Feature Engineering code in sample notebook

In the Advanced Exploratory Data Analysis notebook, I am having difficulties understanding how ranking of features works below.

def compute_features_of_interest_local(data): #This is per date, will be called once per existing date
    n,d = data.shape        
    feats = list(data.columns)[1:]    
    centroid = []
    sds = []
    data.loc[:,'sum_rank'] = 0
    data.loc[:,'sum_vals'] = 0
    for feat in feats:
        df = data[feat]
        dfs = np.array(sorted(enumerate(df),key= lambda x: x[1],reverse=True))[:,0] #rankings of each feature w.r.t the others (low rank higher score) 
        data.loc[:,'sum_rank'] = dfs + data.loc[:,'sum_rank']     
    data.loc[:,'centroid_l2'] = data.loc[:,feats].apply(lambda x: calc_dist(2,centroid,x),axis=1)
    data.loc[:,'centroid_l1'] = data.loc[:,feats].apply(lambda x: calc_dist(1,centroid,x),axis=1)
    data.loc[:,'centroid_linf'] = data.loc[:,feats].apply(lambda x: calc_dist(0,centroid,x),axis=1)
    data.loc[:,'sum_vals'] = data.apply(lambda x: sum(x[1:max_feats]),axis=1) #We quickly can add another feature to summarize the overall ranking
    return data

Lets zoom into the following line of code.
data.loc[:,'sum_rank'] = dfs + data.loc[:,'sum_rank']

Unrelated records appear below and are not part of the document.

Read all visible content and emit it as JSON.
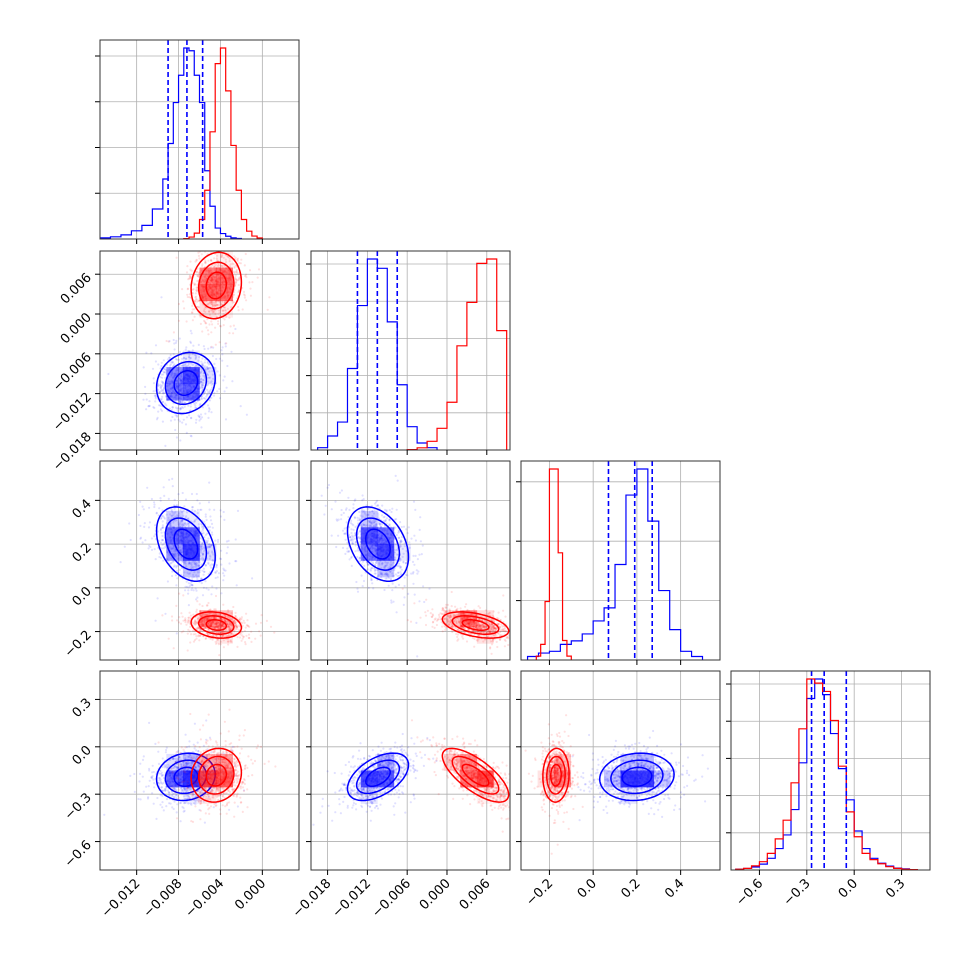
{
  "chart_data": {
    "type": "corner",
    "colors": {
      "series_a": "#0000ff",
      "series_b": "#ff0000",
      "grid": "#b0b0b0",
      "frame": "#333333"
    },
    "grid": true,
    "parameters": [
      {
        "range": [
          -0.0155,
          0.0035
        ],
        "ticks": [
          {
            "v": -0.012,
            "label": "−0.012"
          },
          {
            "v": -0.008,
            "label": "−0.008"
          },
          {
            "v": -0.004,
            "label": "−0.004"
          },
          {
            "v": 0.0,
            "label": "0.000"
          }
        ]
      },
      {
        "range": [
          -0.0205,
          0.0095
        ],
        "ticks": [
          {
            "v": -0.018,
            "label": "−0.018"
          },
          {
            "v": -0.012,
            "label": "−0.012"
          },
          {
            "v": -0.006,
            "label": "−0.006"
          },
          {
            "v": 0.0,
            "label": "0.000"
          },
          {
            "v": 0.006,
            "label": "0.006"
          }
        ]
      },
      {
        "range": [
          -0.33,
          0.58
        ],
        "ticks": [
          {
            "v": -0.2,
            "label": "−0.2"
          },
          {
            "v": 0.0,
            "label": "0.0"
          },
          {
            "v": 0.2,
            "label": "0.2"
          },
          {
            "v": 0.4,
            "label": "0.4"
          }
        ]
      },
      {
        "range": [
          -0.78,
          0.48
        ],
        "ticks": [
          {
            "v": -0.6,
            "label": "−0.6"
          },
          {
            "v": -0.3,
            "label": "−0.3"
          },
          {
            "v": 0.0,
            "label": "0.0"
          },
          {
            "v": 0.3,
            "label": "0.3"
          }
        ]
      }
    ],
    "hist_ticks": [
      4,
      5,
      3,
      5
    ],
    "quantiles_series_a": [
      [
        -0.009,
        -0.0072,
        -0.0057
      ],
      [
        -0.0135,
        -0.0105,
        -0.0075
      ],
      [
        0.07,
        0.19,
        0.27
      ],
      [
        -0.27,
        -0.19,
        -0.05
      ]
    ],
    "series": [
      {
        "name": "",
        "color": "#0000ff",
        "means": [
          -0.0073,
          -0.0104,
          0.2,
          -0.19
        ],
        "sds": [
          0.0014,
          0.0023,
          0.085,
          0.075
        ],
        "corr": [
          [
            0,
            1,
            0.15
          ],
          [
            0,
            2,
            -0.35
          ],
          [
            1,
            2,
            -0.35
          ],
          [
            0,
            3,
            0.1
          ],
          [
            1,
            3,
            0.5
          ],
          [
            2,
            3,
            0.1
          ]
        ],
        "hist": [
          [
            [
              -0.0155,
              0.004
            ],
            [
              -0.0145,
              0.008
            ],
            [
              -0.0135,
              0.015
            ],
            [
              -0.0125,
              0.03
            ],
            [
              -0.0115,
              0.05
            ],
            [
              -0.0105,
              0.11
            ],
            [
              -0.0095,
              0.22
            ],
            [
              -0.009,
              0.35
            ],
            [
              -0.0085,
              0.5
            ],
            [
              -0.008,
              0.6
            ],
            [
              -0.0075,
              0.7
            ],
            [
              -0.007,
              0.69
            ],
            [
              -0.0065,
              0.6
            ],
            [
              -0.006,
              0.5
            ],
            [
              -0.0055,
              0.25
            ],
            [
              -0.005,
              0.12
            ],
            [
              -0.0045,
              0.04
            ],
            [
              -0.004,
              0.02
            ],
            [
              -0.0035,
              0.01
            ],
            [
              -0.003,
              0.004
            ],
            [
              -0.0025,
              0.002
            ],
            [
              -0.002,
              0.0
            ]
          ],
          [
            [
              -0.0195,
              0.01
            ],
            [
              -0.018,
              0.06
            ],
            [
              -0.0165,
              0.12
            ],
            [
              -0.015,
              0.35
            ],
            [
              -0.0135,
              0.62
            ],
            [
              -0.012,
              0.82
            ],
            [
              -0.0105,
              0.78
            ],
            [
              -0.009,
              0.55
            ],
            [
              -0.0075,
              0.28
            ],
            [
              -0.006,
              0.1
            ],
            [
              -0.0045,
              0.03
            ],
            [
              -0.003,
              0.01
            ],
            [
              -0.0015,
              0.0
            ]
          ],
          [
            [
              -0.3,
              0.004
            ],
            [
              -0.25,
              0.008
            ],
            [
              -0.2,
              0.01
            ],
            [
              -0.15,
              0.018
            ],
            [
              -0.1,
              0.022
            ],
            [
              -0.05,
              0.03
            ],
            [
              0.0,
              0.045
            ],
            [
              0.05,
              0.06
            ],
            [
              0.1,
              0.11
            ],
            [
              0.15,
              0.19
            ],
            [
              0.2,
              0.22
            ],
            [
              0.25,
              0.16
            ],
            [
              0.3,
              0.08
            ],
            [
              0.35,
              0.035
            ],
            [
              0.4,
              0.01
            ],
            [
              0.45,
              0.004
            ],
            [
              0.5,
              0.0
            ]
          ],
          [
            [
              -0.75,
              0.004
            ],
            [
              -0.7,
              0.008
            ],
            [
              -0.65,
              0.015
            ],
            [
              -0.6,
              0.03
            ],
            [
              -0.55,
              0.06
            ],
            [
              -0.5,
              0.11
            ],
            [
              -0.45,
              0.18
            ],
            [
              -0.4,
              0.31
            ],
            [
              -0.35,
              0.55
            ],
            [
              -0.3,
              0.88
            ],
            [
              -0.25,
              0.98
            ],
            [
              -0.2,
              0.9
            ],
            [
              -0.15,
              0.7
            ],
            [
              -0.1,
              0.52
            ],
            [
              -0.05,
              0.36
            ],
            [
              0.0,
              0.2
            ],
            [
              0.05,
              0.11
            ],
            [
              0.1,
              0.06
            ],
            [
              0.15,
              0.035
            ],
            [
              0.2,
              0.02
            ],
            [
              0.25,
              0.01
            ],
            [
              0.3,
              0.006
            ],
            [
              0.35,
              0.002
            ],
            [
              0.4,
              0.0
            ]
          ]
        ]
      },
      {
        "name": "",
        "color": "#ff0000",
        "means": [
          -0.0044,
          0.0043,
          -0.17,
          -0.18
        ],
        "sds": [
          0.0012,
          0.0025,
          0.03,
          0.085
        ],
        "corr": [
          [
            0,
            1,
            0.1
          ],
          [
            0,
            2,
            -0.2
          ],
          [
            1,
            2,
            -0.45
          ],
          [
            0,
            3,
            0.1
          ],
          [
            1,
            3,
            -0.72
          ],
          [
            2,
            3,
            0.05
          ]
        ],
        "hist": [
          [
            [
              -0.0075,
              0.002
            ],
            [
              -0.007,
              0.01
            ],
            [
              -0.0065,
              0.03
            ],
            [
              -0.006,
              0.1
            ],
            [
              -0.0055,
              0.25
            ],
            [
              -0.005,
              0.55
            ],
            [
              -0.0045,
              0.9
            ],
            [
              -0.004,
              0.98
            ],
            [
              -0.0035,
              0.76
            ],
            [
              -0.003,
              0.48
            ],
            [
              -0.0025,
              0.25
            ],
            [
              -0.002,
              0.1
            ],
            [
              -0.0015,
              0.04
            ],
            [
              -0.001,
              0.015
            ],
            [
              -0.0005,
              0.005
            ],
            [
              0.0,
              0.0
            ]
          ],
          [
            [
              -0.006,
              0.002
            ],
            [
              -0.0045,
              0.01
            ],
            [
              -0.003,
              0.04
            ],
            [
              -0.0015,
              0.1
            ],
            [
              0.0,
              0.22
            ],
            [
              0.0015,
              0.48
            ],
            [
              0.003,
              0.68
            ],
            [
              0.0045,
              0.86
            ],
            [
              0.006,
              0.88
            ],
            [
              0.0075,
              0.55
            ],
            [
              0.009,
              0.06
            ]
          ],
          [
            [
              -0.26,
              0.02
            ],
            [
              -0.24,
              0.08
            ],
            [
              -0.22,
              0.3
            ],
            [
              -0.2,
              0.98
            ],
            [
              -0.18,
              0.98
            ],
            [
              -0.16,
              0.55
            ],
            [
              -0.14,
              0.1
            ],
            [
              -0.12,
              0.02
            ],
            [
              -0.1,
              0.0
            ]
          ],
          [
            [
              -0.75,
              0.004
            ],
            [
              -0.7,
              0.008
            ],
            [
              -0.65,
              0.02
            ],
            [
              -0.6,
              0.04
            ],
            [
              -0.55,
              0.08
            ],
            [
              -0.5,
              0.15
            ],
            [
              -0.45,
              0.24
            ],
            [
              -0.4,
              0.42
            ],
            [
              -0.35,
              0.68
            ],
            [
              -0.3,
              0.92
            ],
            [
              -0.25,
              0.9
            ],
            [
              -0.2,
              0.86
            ],
            [
              -0.15,
              0.72
            ],
            [
              -0.1,
              0.5
            ],
            [
              -0.05,
              0.28
            ],
            [
              0.0,
              0.16
            ],
            [
              0.05,
              0.08
            ],
            [
              0.1,
              0.05
            ],
            [
              0.15,
              0.03
            ],
            [
              0.2,
              0.016
            ],
            [
              0.25,
              0.008
            ],
            [
              0.3,
              0.004
            ],
            [
              0.35,
              0.002
            ],
            [
              0.4,
              0.0
            ]
          ]
        ]
      }
    ]
  }
}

By adding dfs to the ‘sum_rank’ column, we would have wrongly assigned the original assets in data df to sum_rank, haven’t we?

For eg if asset in row 0 has some feature values and rank value, now after the assignment of dfs it would have been assigned a rank that is not due to its feature values, yes?

This is the value of dfs after 1 iteration.

[[  3.           4.1196394 ]
 [522.           4.06719589]
 [403.           2.95877194]
 [246.          -2.28429198]
 [294.          -2.54271579]
 [251.          -2.62656593]]

After assigning dfs to the ‘sum_rank’ column, row 0 now has a rank of 3. Is that right?

Thank you.

Hi @simplexity, what you call “ranking of features” is actually a script using the cross-sectional rank of each feature to generate a new feature, which is proportional to the average rank of all the features of a certain entry of that moon. This new feature, sum_rank, is not related to a specific existing feature in the dataset, but makes use of all of them to build a new (hopefully) informative descriptor of the cross-sectional state of the system. Does this clarify?

In other words, your understanding is right after 1 iteration. After 1 iteration, you will have in ‘sum_rank’ just the rankings of the first column, so unique values from 1 to N.

The sum_rank takes the rankings that we compute for each individual feature and sums them together. If we have D columns, and the first row contains a value that is the highest in every column, the final value of ‘sum_ranks’ will be D (rank 1, summed D times), on the opposite side, you can have a row that has values as low as possible, and then ‘sum_rank’ will output D*N (rank N, summed D times) for that row.

They way ‘sum_ranks’ is computes is by adding the new ranks obtained from exploring a new column to the already existing sum of rankings, hence the line:

data.loc[:,‘sum_rank’] = dfs + data.loc[:,‘sum_rank’]

Intuitively, ‘sum_ranks’ captures the overall position in rankings that each sample has. One can think that if one visualizes the rows of data as points in D-dimensional space, points towards the edges of the cloud of points that comprises a single date, would show some interesting values for this feature, and perhaps this carries predictive power for our problem.